The Pittsburgh Press (February 16, 1944)
Ferguson: War movies
By Mrs. Walter Ferguson
A young air cadet from Newport, Arkansas, questions the wisdom of my criticism of grim war movies.
He says:
If you refer to the blood-and-thunder Hollywood melodramas, I agree. However, there have been excellent semi-official reels which depict battle scenes as they truly are.
If the soldier can look upon and participate in such chaos, why can’t the civilian stomach it? The people at home have failed their fighting men if they turn their faces from death and ignore their sacrifices. I say more power to official movies which bring home with force the fact that men are giving their lives for freedom.
His point is well taken, although he seems to have missed mine. What I object to about the official war picture is their presentation. They always come to us tied up with some Hollywood feature or short, which means that the audience gets a hodgepodge of the true and the false.
Duty doesn’t enter into the question.

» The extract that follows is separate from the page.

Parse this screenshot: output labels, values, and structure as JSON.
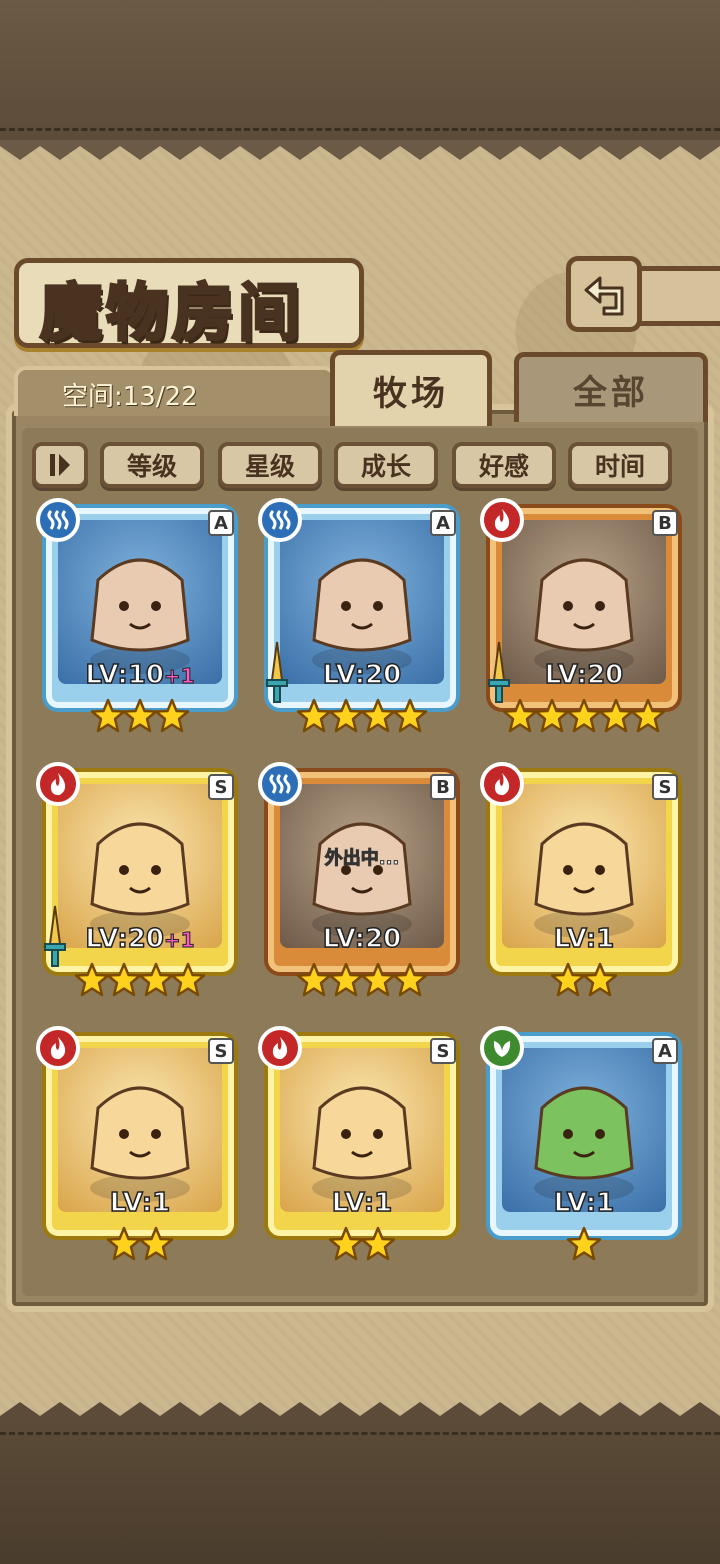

People don’t go to the movies from a sense of duty. They go to be entertained.
A poll taken recently among soldiers shows their preference for the lighter, gayer types.
There should be special programs of war pictures offered. Perhaps every adult should be required to see them, but the honest course is to separate the phony from the real. As it is, audiences are asked to skip quickly from a battle to a jitterbug contest or a Looney cartoon. It results in mental confusion. In the end, the war briefs seem as unreal as the movie plot.